Onde cristalline schiumavano sulla sabbia gialla. Non c'era ombra di nessuno per tutto il litorale, il che era un peccato visto che era una sera poco ventosa. Spesso a quell'ora Delia intravedeva dalla collina qualche Produttore passeggiare per la spiaggia, ma quella sera doveva essere così piacevole che poteva essere vissuta anche a casa, attorno ai fornelli caldi ancora accessi e i resoconti futili della giornata pieni di stanchezza e del sapore semplice dell'abitudine.
Le uniche voci stonate erano quelle dei Guerrieri che gareggiavano coi cavalli e si spintonavano. Per la testa, Delia aveva molti ricordi di lei nella spiaggia, ma apparivano sbiaditi e in continuo movimento, come se avesse bevuto il mare e adesso continuasse a infrangersi dentro di lei al posto che sulla riva.
Dovette resistere dall'improvviso impulso di correre dai Guerrieri e chiedere loro di andare via: vide i loro volti ridenti, e persino l'espressione rilassata di quello dei tre che fino ad allora era sembrato un muro. Non dovevano avere molte occasioni per spassarsela e Delia sospettò che la richiesta di farle fare un giro a cavallo, non nascondesse in realtà il desiderio di un po' di tempo per loro. Stavano cavalcando verso di lei.
– Tu eri in prima fila! – sentì dire a Keelan, non appena erano abbastanza vicini.
– No, non ero in prima fila – ribatté Damiano senza sbarbo.
– Ma come, ti ho visto io! Sono sicuro che ti ho visto!
– Ero in prima fila, ma poi mi hanno scambiato con quello basso, là... – piegò le sopracciglia cercando di ricordare – Cassandro.
– E Iason dov'era?
Si voltarono verso il terzo, dritto sul suo cavallo scurissimo, che teneva le redini rilassate. Accennò il primo sorriso che gli vide fare, ma sembrava più d'orgoglio che di altro. – Al solito.
– Ala destra – concluse il giovane, alzando metà bocca e la guancia lentigginosa.
– A guidare l'attacco giù in valle – s'intromise Damiano.

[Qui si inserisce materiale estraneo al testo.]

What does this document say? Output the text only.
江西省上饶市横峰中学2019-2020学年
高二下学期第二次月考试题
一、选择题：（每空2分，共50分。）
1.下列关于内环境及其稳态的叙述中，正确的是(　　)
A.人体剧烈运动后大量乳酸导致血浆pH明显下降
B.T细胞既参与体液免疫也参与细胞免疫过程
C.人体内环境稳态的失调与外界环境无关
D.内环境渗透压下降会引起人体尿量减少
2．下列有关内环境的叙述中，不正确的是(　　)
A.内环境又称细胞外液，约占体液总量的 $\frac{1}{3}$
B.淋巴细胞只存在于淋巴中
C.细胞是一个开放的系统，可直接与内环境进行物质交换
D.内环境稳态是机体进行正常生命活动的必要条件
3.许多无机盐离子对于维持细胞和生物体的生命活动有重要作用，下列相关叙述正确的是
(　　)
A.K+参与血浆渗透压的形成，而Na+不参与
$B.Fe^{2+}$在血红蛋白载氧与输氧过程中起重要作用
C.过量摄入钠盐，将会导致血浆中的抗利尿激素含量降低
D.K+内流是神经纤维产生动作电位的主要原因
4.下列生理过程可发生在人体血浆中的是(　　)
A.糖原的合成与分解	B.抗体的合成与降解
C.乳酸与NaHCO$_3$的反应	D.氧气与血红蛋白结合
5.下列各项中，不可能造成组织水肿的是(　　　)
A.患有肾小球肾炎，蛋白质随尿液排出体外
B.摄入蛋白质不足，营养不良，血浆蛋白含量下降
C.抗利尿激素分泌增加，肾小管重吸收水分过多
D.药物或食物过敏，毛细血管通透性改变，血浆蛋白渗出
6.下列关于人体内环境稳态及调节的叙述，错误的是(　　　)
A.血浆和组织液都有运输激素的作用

– A spaccare il culo ai portoghesi!
– E ai ragazzini che non sanno chiudere la bocca.
Era quasi sembrato scontroso, ma Damiano e Keelan stavano ridendo, e anche lui aveva un viso sereno, quindi Delia intuì stesse scherzando. Ormai erano davanti a lei e nascosero le loro risate con un improvviso contenimento desolato, come se lo scherzo si fosse vestito di un ricordo spiacevole.
– Allora, sali o no? – le chiese Damiano, forse ansioso di cambiare argomento.

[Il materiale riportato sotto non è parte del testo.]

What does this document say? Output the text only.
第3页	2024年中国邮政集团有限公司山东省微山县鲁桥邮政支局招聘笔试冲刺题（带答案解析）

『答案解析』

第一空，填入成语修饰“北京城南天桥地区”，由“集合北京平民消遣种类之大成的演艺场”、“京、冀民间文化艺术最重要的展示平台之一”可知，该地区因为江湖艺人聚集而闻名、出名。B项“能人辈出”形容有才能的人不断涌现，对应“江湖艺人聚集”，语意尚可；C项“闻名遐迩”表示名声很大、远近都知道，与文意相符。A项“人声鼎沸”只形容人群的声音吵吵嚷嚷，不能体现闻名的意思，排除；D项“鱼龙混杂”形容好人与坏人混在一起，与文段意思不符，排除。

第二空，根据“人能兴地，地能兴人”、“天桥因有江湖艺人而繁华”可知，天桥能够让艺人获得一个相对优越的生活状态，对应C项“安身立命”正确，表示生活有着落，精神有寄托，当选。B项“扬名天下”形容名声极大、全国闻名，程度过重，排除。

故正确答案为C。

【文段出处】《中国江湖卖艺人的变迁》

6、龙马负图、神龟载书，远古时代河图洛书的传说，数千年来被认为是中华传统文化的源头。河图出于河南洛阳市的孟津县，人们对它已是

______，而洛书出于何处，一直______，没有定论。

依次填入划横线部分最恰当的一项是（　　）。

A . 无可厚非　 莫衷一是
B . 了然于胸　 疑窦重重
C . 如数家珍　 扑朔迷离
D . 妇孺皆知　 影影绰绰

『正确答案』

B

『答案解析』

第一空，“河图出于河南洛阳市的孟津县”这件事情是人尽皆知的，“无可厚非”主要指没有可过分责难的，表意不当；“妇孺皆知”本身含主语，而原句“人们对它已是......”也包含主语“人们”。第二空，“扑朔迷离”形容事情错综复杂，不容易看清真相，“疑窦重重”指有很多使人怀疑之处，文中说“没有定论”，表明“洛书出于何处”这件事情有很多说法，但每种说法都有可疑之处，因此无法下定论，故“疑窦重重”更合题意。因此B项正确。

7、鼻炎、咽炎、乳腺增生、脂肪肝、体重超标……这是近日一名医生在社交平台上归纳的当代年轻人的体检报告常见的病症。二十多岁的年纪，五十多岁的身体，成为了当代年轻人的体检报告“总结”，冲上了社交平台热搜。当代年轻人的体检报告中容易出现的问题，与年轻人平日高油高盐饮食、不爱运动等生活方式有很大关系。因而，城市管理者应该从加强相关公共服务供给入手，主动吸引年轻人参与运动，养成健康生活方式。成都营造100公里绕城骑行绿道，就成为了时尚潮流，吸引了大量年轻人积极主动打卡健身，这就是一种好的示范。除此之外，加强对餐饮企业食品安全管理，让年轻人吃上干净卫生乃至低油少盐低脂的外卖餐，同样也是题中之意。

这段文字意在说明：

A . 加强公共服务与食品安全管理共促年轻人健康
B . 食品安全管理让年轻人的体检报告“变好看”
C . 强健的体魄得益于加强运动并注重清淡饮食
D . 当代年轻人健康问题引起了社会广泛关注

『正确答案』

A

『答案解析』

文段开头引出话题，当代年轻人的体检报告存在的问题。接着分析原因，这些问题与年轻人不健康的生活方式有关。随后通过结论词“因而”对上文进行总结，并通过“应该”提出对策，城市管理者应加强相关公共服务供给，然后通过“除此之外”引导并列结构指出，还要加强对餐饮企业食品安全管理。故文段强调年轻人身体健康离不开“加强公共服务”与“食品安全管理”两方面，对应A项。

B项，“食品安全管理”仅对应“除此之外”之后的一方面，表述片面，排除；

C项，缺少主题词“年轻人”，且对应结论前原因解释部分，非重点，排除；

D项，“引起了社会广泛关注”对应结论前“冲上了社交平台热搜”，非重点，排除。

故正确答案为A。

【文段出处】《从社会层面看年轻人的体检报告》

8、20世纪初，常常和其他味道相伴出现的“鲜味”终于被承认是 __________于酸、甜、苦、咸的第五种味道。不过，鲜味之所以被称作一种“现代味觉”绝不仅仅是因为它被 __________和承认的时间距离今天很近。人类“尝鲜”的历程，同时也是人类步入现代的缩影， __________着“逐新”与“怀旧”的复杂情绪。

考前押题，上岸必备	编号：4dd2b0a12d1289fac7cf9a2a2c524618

– Sì, sì, sali su Filogeno! – esclamò Keelan, che era già sceso dal suo cavallo color mattone.
– Persino una stella marina è più veloce di Filogeno. Sarà meglio Nefile.

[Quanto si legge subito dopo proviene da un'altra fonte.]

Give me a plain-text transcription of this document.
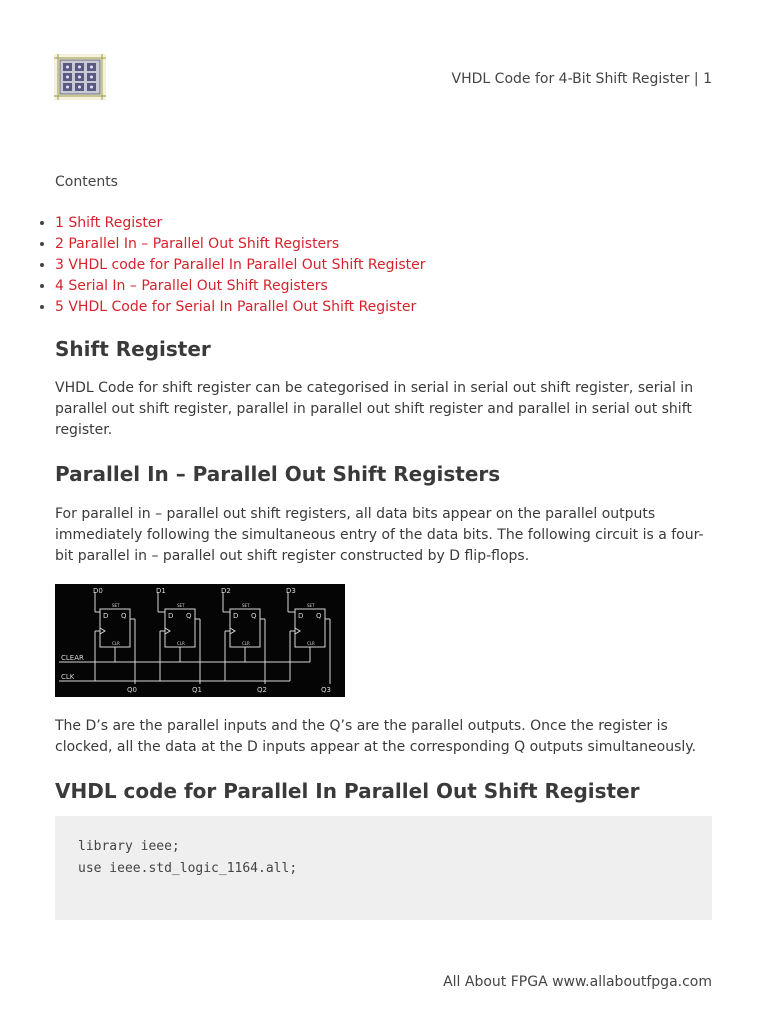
VHDL Code for 4-Bit Shift Register | 1
Contents
• 1 Shift Register
• 2 Parallel In – Parallel Out Shift Registers
• 3 VHDL code for Parallel In Parallel Out Shift Register
• 4 Serial In – Parallel Out Shift Registers
• 5 VHDL Code for Serial In Parallel Out Shift Register
Shift Register

VHDL Code for shift register can be categorised in serial in serial out shift register, serial in parallel out shift register, parallel in parallel out shift register and parallel in serial out shift register.

Parallel In – Parallel Out Shift Registers

For parallel in – parallel out shift registers, all data bits appear on the parallel outputs immediately following the simultaneous entry of the data bits. The following circuit is a four-bit parallel in – parallel out shift register constructed by D flip-flops.

D0	D1	D2	D3
D	D	D	D
Q	Q	Q	Q
CLEAR
CLK
Q0	Q1	Q2	Q3
SET	SET	SET	SET
CLR	CLR	CLR	CLR

The D’s are the parallel inputs and the Q’s are the parallel outputs. Once the register is clocked, all the data at the D inputs appear at the corresponding Q outputs simultaneously.

VHDL code for Parallel In Parallel Out Shift Register
library ieee;
use ieee.std_logic_1164.all;
All About FPGA www.allaboutfpga.com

– Se è per questo è Skepticos quello più veloce di tutti.
– Ci vai tu a toglierlo a Iason.
Alzò leggermente la testa quando sentì il suo nome, probabilmente perché perso in altri pensieri dei suoi, ma non disse nulla.
Damiano nel frattempo era sceso - questione chiusa - e stava stringendo la sella del suo stallone bianco che pendeva leggermente a destra.
Delia voleva ribattere, ma ormai sembrava stupido e i Guerrieri avevano dato per scontato che lei amasse andare a cavallo quanto loro. Temeva che se avesse rifiutato si sarebbero offesi: quasi non potesse esistere nel pianeta terra qualcuno capace di disprezzare i loro amati cavalli. Lo vide da come Keelan accarezzava il dorso di Filogeno e gli sistemava la criniera, in un disperato tentativo di consolarlo da quello che aveva detto Damiano, e le parole dell'ultimo avevano fatto capire quanto Iason fosse geloso del suo.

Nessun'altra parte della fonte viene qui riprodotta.